Data Mining Software Information
Data mining software is used to sort large amounts of data and identify or mine relevant information. Applications use advanced search capabilities and statistical algorithms to identify patterns and correlations in a large database, data warehouse, or corpus. Typically, data mining software is used to support applications such as police or military surveillance, fraud detection, and customer relationship management.
Data mining techniques include classification, clustering, regression, and association rule learning. Results validation, the final step in data-based knowledge discovery, tests the patterns produced by data mining algorithms against a larger data set. Patterns in the training set that are not also present in the general data set are rejected as examples of overfitting.
There are many different types of data mining software. Examples include applications for classification discovery, cluster analysis, regression analysis, and association rule learning. Classification discovery software divides mined data into two or more groups and then predicts the groups to which new records belongs. Cluster discovery software applies a probabilistic model to a mined data set that contains both labeled and unlabeled data.
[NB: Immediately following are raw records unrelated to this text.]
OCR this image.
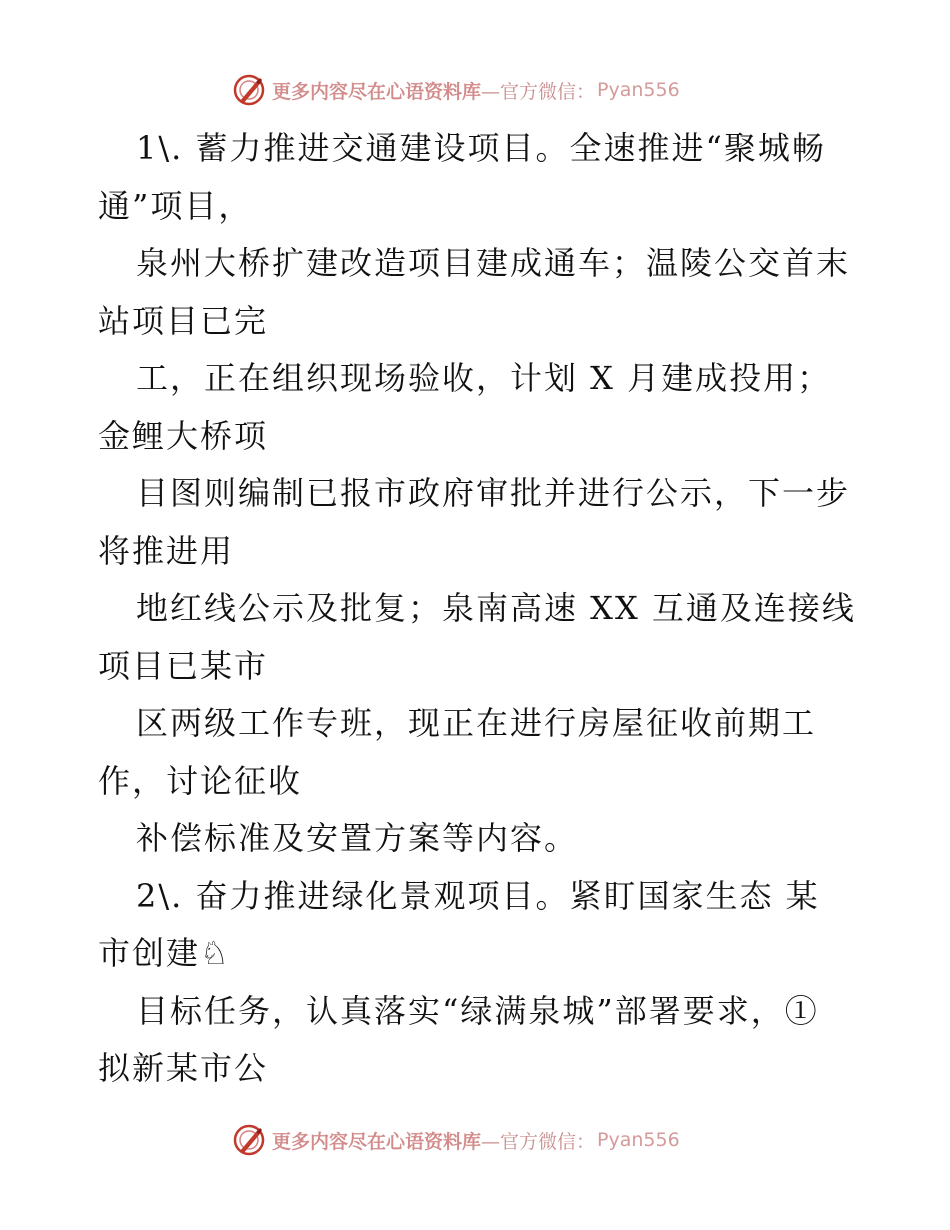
更多内容尽在心语资料库 —官方微信： Pyan556
1\. 蓄力推进交通建设项目。全速推进“聚城畅
通”项目，
泉州大桥扩建改造项目建成通车；温陵公交首末
站项目已完
工，正在组织现场验收，计划 X 月建成投用；
金鲤大桥项
目图则编制已报市政府审批并进行公示，下一步
将推进用
地红线公示及批复；泉南高速 XX 互通及连接线
项目已某市
区两级工作专班，现正在进行房屋征收前期工
作，讨论征收
补偿标准及安置方案等内容。
2\. 奋力推进绿化景观项目。紧盯国家生态 某
市创建♘
目标任务，认真落实“绿满泉城”部署要求，①
拟新某市公
更多内容尽在心语资料库 —官方微信： Pyan556
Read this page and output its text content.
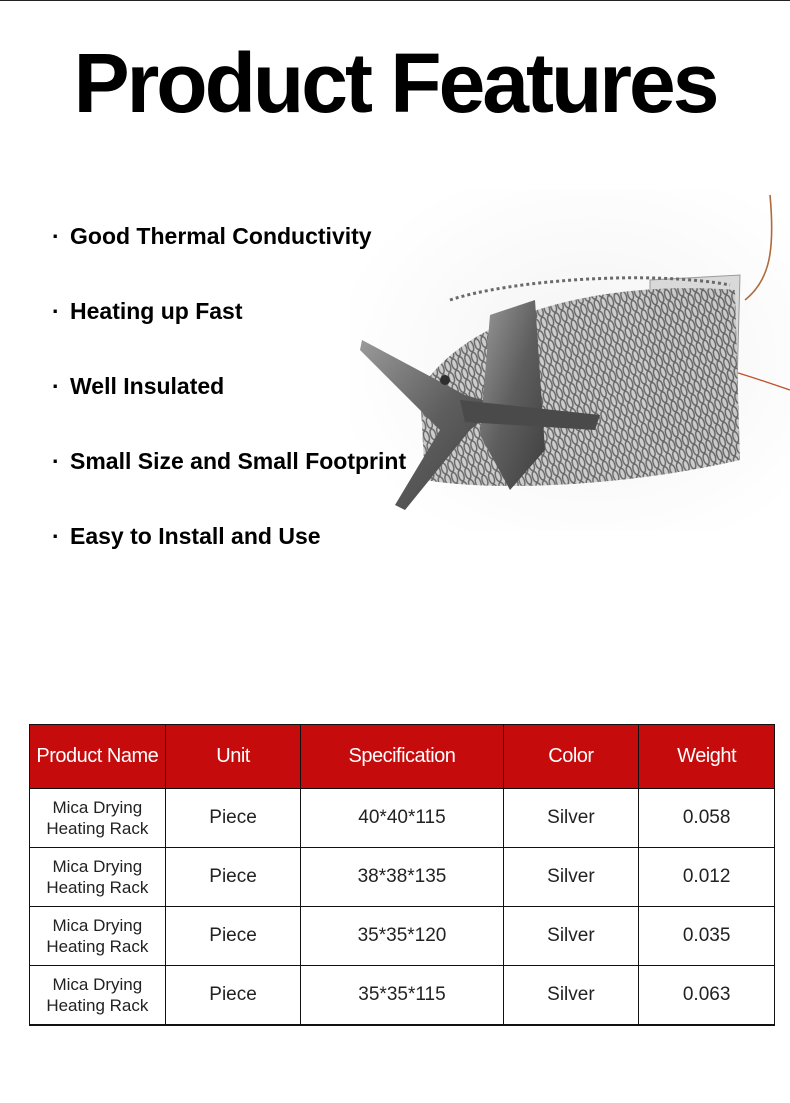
Product Features
· Good Thermal Conductivity
· Heating up Fast
· Well Insulated
· Small Size and Small Footprint
· Easy to Install and Use
Product Name	Unit	Specification	Color	Weight
Mica Drying
Heating Rack	Piece	40*40*115	Silver	0.058
Mica Drying
Heating Rack	Piece	38*38*135	Silver	0.012
Mica Drying
Heating Rack	Piece	35*35*120	Silver	0.035
Mica Drying
Heating Rack	Piece	35*35*115	Silver	0.063
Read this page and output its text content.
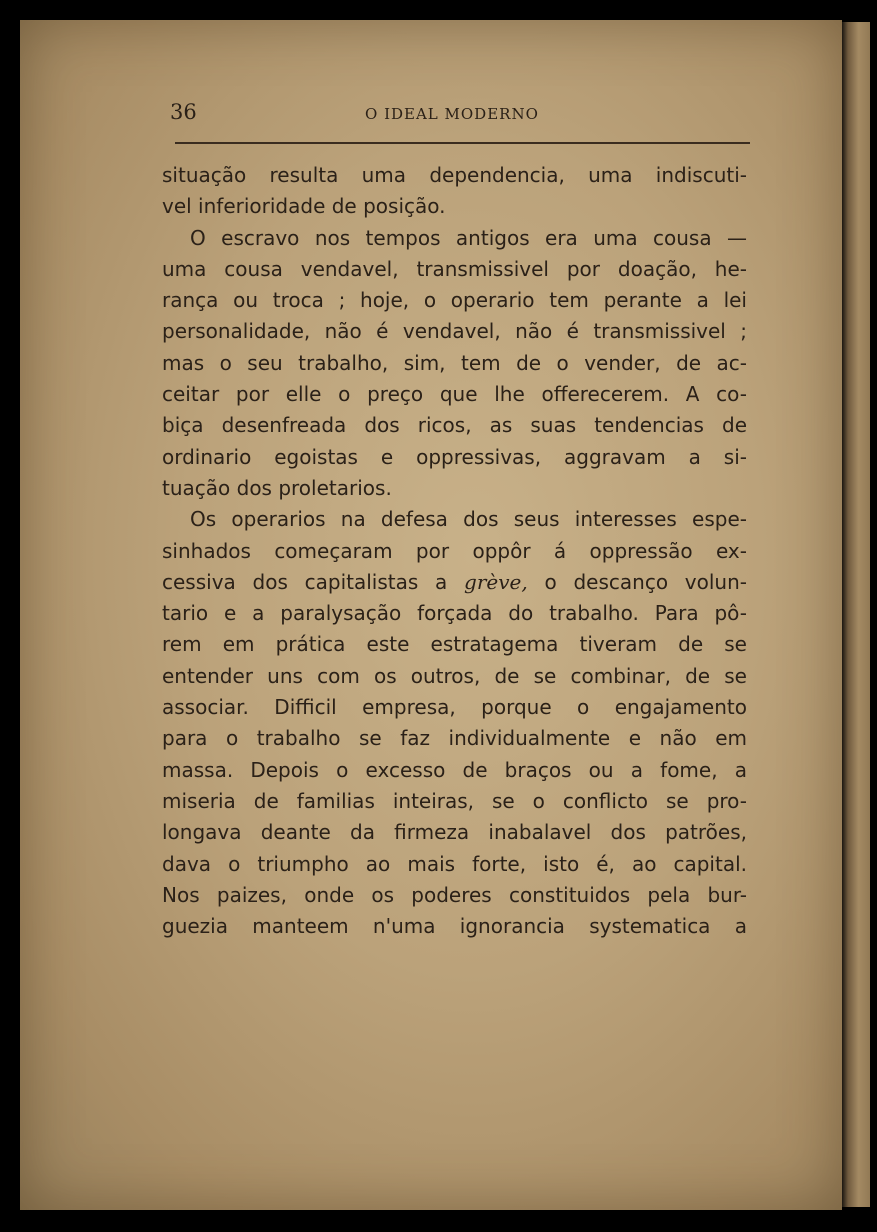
36	O IDEAL MODERNO
situação resulta uma dependencia, uma indiscuti-
vel inferioridade de posição.
O escravo nos tempos antigos era uma cousa —
uma cousa vendavel, transmissivel por doação, he-
rança ou troca ; hoje, o operario tem perante a lei
personalidade, não é vendavel, não é transmissivel ;
mas o seu trabalho, sim, tem de o vender, de ac-
ceitar por elle o preço que lhe offerecerem. A co-
biça desenfreada dos ricos, as suas tendencias de
ordinario egoistas e oppressivas, aggravam a si-
tuação dos proletarios.
Os operarios na defesa dos seus interesses espe-
sinhados começaram por oppôr á oppressão ex-
cessiva dos capitalistas a grève, o descanço volun-
tario e a paralysação forçada do trabalho. Para pô-
rem em prática este estratagema tiveram de se
entender uns com os outros, de se combinar, de se
associar. Difficil empresa, porque o engajamento
para o trabalho se faz individualmente e não em
massa. Depois o excesso de braços ou a fome, a
miseria de familias inteiras, se o conflicto se pro-
longava deante da firmeza inabalavel dos patrões,
dava o triumpho ao mais forte, isto é, ao capital.
Nos paizes, onde os poderes constituidos pela bur-
guezia manteem n'uma ignorancia systematica a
Regression analysis software models and analyzes multiple variables while focusing upon the relationship between a dependent variable and one or more independent variables. Data mining software with association rule learning software is designed to discover interesting relationships between variables in large databases.
Types of data mining software include text mining software, data visualization software, and discovery visualization software. Text mining uses statistical pattern learning to determine trends in a corpus of text. Typically, this corpus is extracted from different written sources. Data visualization software presents information visually so that data miners can spot pinpoint patterns and anomalies. Discovery visualization software is designed to find a very large number of related rules and patterns. Often, these knowledge products are used at the end of the data mining process. Specialty and proprietary data mining software is also available. Some data mining software supports standards such as predictive model markup language (PMML).
Special features include multiple features, scalable processing, data preparation and summarization, prescriptive and descriptive modeling, and model comparisons. Data mining software that supports scoring processes is also available. Subject-based data mining and spatial data mining also used in games and business, science and engineering, and specialized data warehouse applications.